Les Nuits de Fourvière se caractérisent par leur dimension pluridisciplinaire (théâtre, musique, danse, cinéma, cirque). Le festival se déroule chaque été, en juin, juillet et août, depuis 1946, au Théâtre antique de Fourvière (de 2 600 à 4 500 places), dans le 5e arrondissement de Lyon, près de la basilique du même nom.
La régie des Nuits de Fourvière, transformée en EPIC en 2005, est rattachée au département du Rhône au début des années 1990 (avec une subvention annuelle de 3,7 millions d’euros). Depuis le 1er janvier 2015, elle dépend de la Métropole de Lyon.
La fréquentation a doublé ces deux dernières décennies : 165 000 spectateurs ont été comptabilisés en 2024, contre 78 684 en 2004. Les éditions 2020 et 2021 furent singulières : celle de 2020 a été annulée en raison de la pandémie de Covid-19 ; en 2021, la jauge était limitée à 50 % en juin, avant un retour à pleine capacité en juillet.
Des formats variés, entre théâtre, opéra, variété et jazz

Après treize années de fouilles archéologiques, interrompues par la guerre, le maire de Lyon, Édouard Herriot, inaugure officiellement ce nouveau temps fort de la vie lyonnaise le 29 juin 1946. Lors d’un grand discours intitulé « La Triple Gloire de Lyon », le premier magistrat de la ville inaugure les deux théâtres : l’Odéon (1 700 places) et le Grand Théâtre (3 000 places à l’époque ; ils en comptent respectivement 1 200 et 4 400 aujourd’hui).
Les spectateurs assistent alors, en journée, aux adaptations de Britannicus de Jean Racine et des Perses d’Eschyle. Bien loin de l’ambiance nocturne actuelle, les représentations se déroulent de jour : l’installation d’un éclairage électrique sur le site antique était en effet considérée comme une faute de goût par le maire.
Les deux années suivantes voient se tenir les deuxième et troisième Semaines artistiques de Fourvière, mettant à l’honneur le théâtre et l’opéra d’inspiration antique, ainsi qu’un premier concert en 1949. Cette même année, l’événement est rebaptisé Festival de Lyon-Charbonnières. Il est dirigé par Georges Bassinet, directeur du casino de Charbonnières et principal mécène du projet.
Il faudra attendre plus d’une décennie pour que la municipalité reprenne les rênes. En 1960, l’événement devient le Festival Lyon Fourvière et se déroule du 16 juin au 11 juillet. Le nouveau maire, Louis Pradel, confie alors la programmation aux grandes institutions culturelles lyonnaises.
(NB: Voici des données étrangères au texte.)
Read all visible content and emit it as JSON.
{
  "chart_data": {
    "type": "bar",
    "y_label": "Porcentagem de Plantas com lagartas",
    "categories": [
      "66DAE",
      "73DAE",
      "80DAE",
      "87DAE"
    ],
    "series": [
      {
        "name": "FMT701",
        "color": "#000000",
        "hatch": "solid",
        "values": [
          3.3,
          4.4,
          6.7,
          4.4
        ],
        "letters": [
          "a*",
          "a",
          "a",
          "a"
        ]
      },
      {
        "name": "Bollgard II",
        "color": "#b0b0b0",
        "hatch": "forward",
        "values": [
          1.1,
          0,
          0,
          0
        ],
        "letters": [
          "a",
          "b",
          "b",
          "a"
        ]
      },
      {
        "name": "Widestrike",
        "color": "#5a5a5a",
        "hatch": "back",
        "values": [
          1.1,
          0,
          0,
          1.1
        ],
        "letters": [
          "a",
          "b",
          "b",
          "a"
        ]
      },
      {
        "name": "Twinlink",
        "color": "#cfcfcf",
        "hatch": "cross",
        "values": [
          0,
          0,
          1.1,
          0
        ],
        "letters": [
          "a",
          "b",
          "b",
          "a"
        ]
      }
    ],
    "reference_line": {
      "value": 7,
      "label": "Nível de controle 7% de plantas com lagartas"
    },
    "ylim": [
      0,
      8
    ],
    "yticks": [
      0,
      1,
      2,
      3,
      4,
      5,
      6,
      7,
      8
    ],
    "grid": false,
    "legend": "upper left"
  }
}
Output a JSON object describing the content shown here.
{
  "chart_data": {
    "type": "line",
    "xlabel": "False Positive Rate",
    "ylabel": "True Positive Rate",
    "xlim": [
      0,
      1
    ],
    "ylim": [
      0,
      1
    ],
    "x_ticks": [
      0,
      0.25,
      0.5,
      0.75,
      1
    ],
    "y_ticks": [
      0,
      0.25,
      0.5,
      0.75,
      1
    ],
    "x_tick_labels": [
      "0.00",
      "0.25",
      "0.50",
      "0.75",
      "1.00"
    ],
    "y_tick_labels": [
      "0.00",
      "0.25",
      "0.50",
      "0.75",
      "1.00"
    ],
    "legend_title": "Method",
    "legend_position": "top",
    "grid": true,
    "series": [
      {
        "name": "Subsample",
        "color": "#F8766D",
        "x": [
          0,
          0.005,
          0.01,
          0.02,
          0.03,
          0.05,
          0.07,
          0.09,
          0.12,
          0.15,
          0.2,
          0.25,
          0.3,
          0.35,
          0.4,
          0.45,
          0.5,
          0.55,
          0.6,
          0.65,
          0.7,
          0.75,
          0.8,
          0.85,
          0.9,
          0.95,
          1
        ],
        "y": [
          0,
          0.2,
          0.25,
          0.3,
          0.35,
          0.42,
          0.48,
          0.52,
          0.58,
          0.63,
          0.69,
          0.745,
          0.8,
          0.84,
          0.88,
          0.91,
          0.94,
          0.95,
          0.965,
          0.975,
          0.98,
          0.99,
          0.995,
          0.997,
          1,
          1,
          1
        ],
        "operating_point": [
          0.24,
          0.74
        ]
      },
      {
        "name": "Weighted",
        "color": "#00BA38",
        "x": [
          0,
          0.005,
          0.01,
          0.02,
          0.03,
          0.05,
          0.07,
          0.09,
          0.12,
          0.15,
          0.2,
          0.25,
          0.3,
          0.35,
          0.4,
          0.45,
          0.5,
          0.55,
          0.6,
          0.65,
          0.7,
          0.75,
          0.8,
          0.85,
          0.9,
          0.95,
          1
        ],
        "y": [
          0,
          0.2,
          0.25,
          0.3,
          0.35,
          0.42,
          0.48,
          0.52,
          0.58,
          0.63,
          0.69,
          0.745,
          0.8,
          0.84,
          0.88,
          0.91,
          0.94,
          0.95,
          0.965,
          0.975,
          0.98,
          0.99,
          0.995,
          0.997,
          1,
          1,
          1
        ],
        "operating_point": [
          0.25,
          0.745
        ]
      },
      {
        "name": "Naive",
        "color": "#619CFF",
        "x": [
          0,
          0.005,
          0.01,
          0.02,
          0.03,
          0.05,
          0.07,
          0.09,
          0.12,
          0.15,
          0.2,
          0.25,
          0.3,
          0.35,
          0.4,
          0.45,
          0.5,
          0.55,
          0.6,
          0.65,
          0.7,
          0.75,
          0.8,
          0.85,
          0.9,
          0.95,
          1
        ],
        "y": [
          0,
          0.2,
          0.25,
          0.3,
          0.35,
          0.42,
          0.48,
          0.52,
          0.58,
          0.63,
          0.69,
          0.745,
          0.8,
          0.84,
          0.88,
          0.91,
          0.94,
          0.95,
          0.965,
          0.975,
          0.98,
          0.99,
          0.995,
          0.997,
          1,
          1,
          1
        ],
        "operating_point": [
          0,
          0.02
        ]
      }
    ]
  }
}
À partir des années 1970, de nouvelles formes artistiques font leur apparition, notamment le jazz et le rock.
Une programmation plus ouverte depuis les années 90
Le festival prend davantage d’ampleur dans les années 0°, avec une programmation encore plus ouverte et éclectique, trouvant un équilibre entre musique classique (« Nuits symphoniques de l’Orchestre national de Lyon ») et concerts aux registres variés, accueillant notamment Stephan Eicher, Alain Souchon, IAM ou encore Bob Dylan.
Après plus de deux décennies à la tête de l’événement, Dominique Delorme a cédé sa place, en 2024, à un tandem composé de Vincent Anglade et Emmanuelle Durand. La programmation des Nuits de Fourvière 2026 sera dévoilée le 10 mars lors d’une conférence de presse.